Sharklegs’ new piece explores the experiences of those working in Amazon Fulfilment Centres

© Tom Ziebell

When we began working on this show, we used Amazon. As theatre makers there was nothing better than realising you need a squeaky pig for the show and having it arrive the next day. But after hearing the testimonials of real Fulfilment Centre workers, we don't use Amazon any more. Once you meet the workers who have to walk 10 to 15 miles a day just to pick up your squeaky pig, you stop needing it tomorrow.

"Yeah – I work there, so what? You want me to say something like in the Panorama…"

So began a chance interaction with Graham [not his real name]. We had been developing the show for 10 months, researching all the articles we could get our hands on and had even visited the warehouse site in Tilbury, but it wasn't until Graham overheard us chatting on the train that we put a face to the experience.

Only after explaining that we were not looking for "dirt" but wanted to meet and chat to real workers did Graham finally lower his guard and not only chat with us, but introduce us to some of the other workers he knew – although he couldn't quite comprehend why we were so interested. "It's just a job. No one likes their job."

A computer creates distance, it creates a space between you and the people you are asking to work for your money

Everyone uses Amazon now. It's weirdly diverse, old and young, wealthy and low income, it has become the default option for shopping online, even the Fulfilment Centre workers we interviewed used Amazon – in the same breath that they told us they've been forced to come in to work sick because otherwise they'd lose the job, they told us they could pick up items they ordered from the Amazon safe lockers as they left work. We just all love ordering from Amazon! That's really why we made this show, Fulfilment is disarmingly funny and playful, our gorgeous puppet Robox charms the audience and makes its way into their lives. There's no point lecturing an audience, you need to win them over and Robox is our secret charm weapon!
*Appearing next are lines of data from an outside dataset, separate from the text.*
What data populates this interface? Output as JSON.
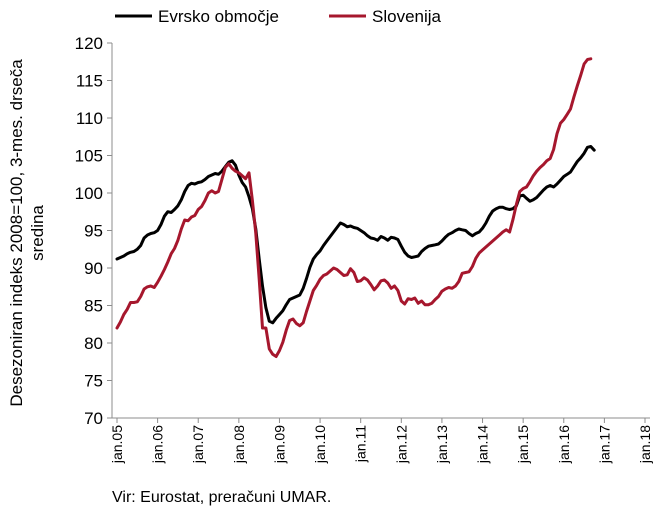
{
  "chart_data": {
    "type": "line",
    "ylabel": [
      "Desezoniran indeks 2008=100, 3-mes. drseča",
      "sredina"
    ],
    "xlabel": "",
    "ylim": [
      70,
      120
    ],
    "yticks": [
      70,
      75,
      80,
      85,
      90,
      95,
      100,
      105,
      110,
      115,
      120
    ],
    "xticks": [
      "jan.05",
      "jan.06",
      "jan.07",
      "jan.08",
      "jan.09",
      "jan.10",
      "jan.11",
      "jan.12",
      "jan.13",
      "jan.14",
      "jan.15",
      "jan.16",
      "jan.17",
      "jan.18"
    ],
    "x_start": "jan.05",
    "grid": false,
    "legend_position": "top",
    "series": [
      {
        "name": "Evrsko območje",
        "color": "#000000",
        "values": [
          91.2,
          91.4,
          91.6,
          91.9,
          92.1,
          92.2,
          92.5,
          93.0,
          94.0,
          94.4,
          94.6,
          94.7,
          95.0,
          95.8,
          96.9,
          97.5,
          97.4,
          97.8,
          98.3,
          99.1,
          100.2,
          101.0,
          101.3,
          101.2,
          101.4,
          101.5,
          101.8,
          102.2,
          102.4,
          102.6,
          102.5,
          102.9,
          103.5,
          104.1,
          104.3,
          103.7,
          102.4,
          101.4,
          100.8,
          99.5,
          97.9,
          95.2,
          91.2,
          87.6,
          84.7,
          82.9,
          82.7,
          83.3,
          83.8,
          84.3,
          85.1,
          85.8,
          86.0,
          86.2,
          86.4,
          87.3,
          88.6,
          90.1,
          91.2,
          91.8,
          92.3,
          93.0,
          93.6,
          94.2,
          94.8,
          95.4,
          96.0,
          95.8,
          95.5,
          95.6,
          95.4,
          95.3,
          95.0,
          94.7,
          94.3,
          94.0,
          93.9,
          93.7,
          94.2,
          94.0,
          93.7,
          94.1,
          94.0,
          93.8,
          92.9,
          92.1,
          91.6,
          91.4,
          91.5,
          91.6,
          92.2,
          92.6,
          92.9,
          93.0,
          93.1,
          93.2,
          93.6,
          94.1,
          94.5,
          94.7,
          95.0,
          95.2,
          95.1,
          95.0,
          94.6,
          94.3,
          94.6,
          94.8,
          95.3,
          96.0,
          96.9,
          97.6,
          97.9,
          98.1,
          98.1,
          97.9,
          97.8,
          97.9,
          98.3,
          99.6,
          99.7,
          99.3,
          98.9,
          99.1,
          99.4,
          99.9,
          100.4,
          100.8,
          101.0,
          100.8,
          101.2,
          101.7,
          102.2,
          102.5,
          102.8,
          103.5,
          104.2,
          104.7,
          105.3,
          106.1,
          106.2,
          105.7
        ]
      },
      {
        "name": "Slovenija",
        "color": "#a6172d",
        "values": [
          82.0,
          82.8,
          83.8,
          84.5,
          85.4,
          85.4,
          85.5,
          86.2,
          87.2,
          87.5,
          87.6,
          87.4,
          88.1,
          88.9,
          89.8,
          90.8,
          91.9,
          92.6,
          93.7,
          95.2,
          96.4,
          96.3,
          96.8,
          97.0,
          97.8,
          98.2,
          99.0,
          100.0,
          100.3,
          100.0,
          100.2,
          101.8,
          103.4,
          103.9,
          103.3,
          102.9,
          102.7,
          102.3,
          101.9,
          102.7,
          99.0,
          94.6,
          88.5,
          82.0,
          82.0,
          79.2,
          78.5,
          78.2,
          79.0,
          80.1,
          81.7,
          83.0,
          83.2,
          82.6,
          82.3,
          82.7,
          84.2,
          85.6,
          87.0,
          87.7,
          88.5,
          89.0,
          89.2,
          89.6,
          90.0,
          89.8,
          89.4,
          89.0,
          89.1,
          89.9,
          89.4,
          88.2,
          88.3,
          88.7,
          88.4,
          87.8,
          87.1,
          87.6,
          88.3,
          88.4,
          88.0,
          87.3,
          87.6,
          87.0,
          85.6,
          85.2,
          85.9,
          85.8,
          86.0,
          85.3,
          85.6,
          85.1,
          85.1,
          85.3,
          85.8,
          86.2,
          86.9,
          87.2,
          87.4,
          87.3,
          87.6,
          88.2,
          89.3,
          89.4,
          89.5,
          90.2,
          91.3,
          92.0,
          92.4,
          92.8,
          93.2,
          93.6,
          94.0,
          94.4,
          94.8,
          95.1,
          94.8,
          96.5,
          98.5,
          100.2,
          100.6,
          100.8,
          101.5,
          102.3,
          102.9,
          103.4,
          103.8,
          104.3,
          104.6,
          105.8,
          107.9,
          109.3,
          109.8,
          110.5,
          111.2,
          112.8,
          114.3,
          115.7,
          117.2,
          117.8,
          117.9
        ]
      }
    ]
  },
  "source": "Vir: Eurostat, preračuni UMAR."
}
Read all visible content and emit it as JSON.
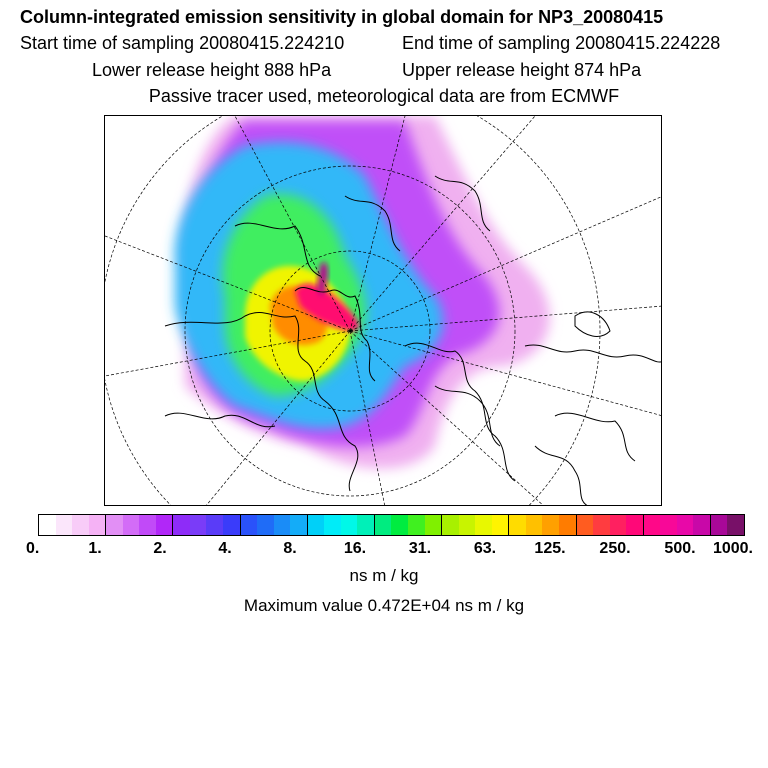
{
  "header": {
    "title": "Column-integrated emission sensitivity in global domain for NP3_20080415",
    "start_time": "Start time of sampling 20080415.224210",
    "end_time": "End time of sampling 20080415.224228",
    "lower_height": "Lower release height  888 hPa",
    "upper_height": "Upper release height  874 hPa",
    "tracer_info": "Passive tracer used, meteorological data are from ECMWF"
  },
  "colorbar": {
    "colors": [
      "#ffffff",
      "#fbe6fb",
      "#f8ccf8",
      "#f5b2f5",
      "#e28ff5",
      "#d36cf7",
      "#c14af8",
      "#b127f8",
      "#8e2cf8",
      "#7a3cf8",
      "#5a3cf8",
      "#3a3cfa",
      "#2a52fa",
      "#1f6cf7",
      "#1a8cf7",
      "#14acf8",
      "#00d0f8",
      "#00ecf8",
      "#00f8e8",
      "#00f0b8",
      "#00ec80",
      "#00ec40",
      "#40f020",
      "#80f000",
      "#a8f000",
      "#c8f400",
      "#e8f800",
      "#fff400",
      "#ffdc00",
      "#ffc000",
      "#ffa000",
      "#ff7c00",
      "#ff5c20",
      "#ff3c40",
      "#ff2060",
      "#ff0878",
      "#ff0888",
      "#f80898",
      "#e808a8",
      "#c808a8",
      "#a80898",
      "#781068"
    ],
    "tick_labels": [
      "0.",
      "1.",
      "2.",
      "4.",
      "8.",
      "16.",
      "31.",
      "63.",
      "125.",
      "250.",
      "500.",
      "1000."
    ],
    "units": "ns m / kg"
  },
  "max_value": "Maximum value  0.472E+04 ns m / kg"
}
A computer creates distance, it creates a space between you and the people you are asking to work for your money, it allows us to not see the vast human machine needed to provide you with the most convenience. It becomes possible not to empathise, to literally not see the people who make your life easier. Theatre is the opposite of that – it's about sitting in a room sharing the experience, the stories are right there in front of you, the people might be next to you and you can see the real sweat, and in this show you can eat the real hobnobs. We wanted to make this show to bring the voices from the people behind the screen to the people who sit in front of it.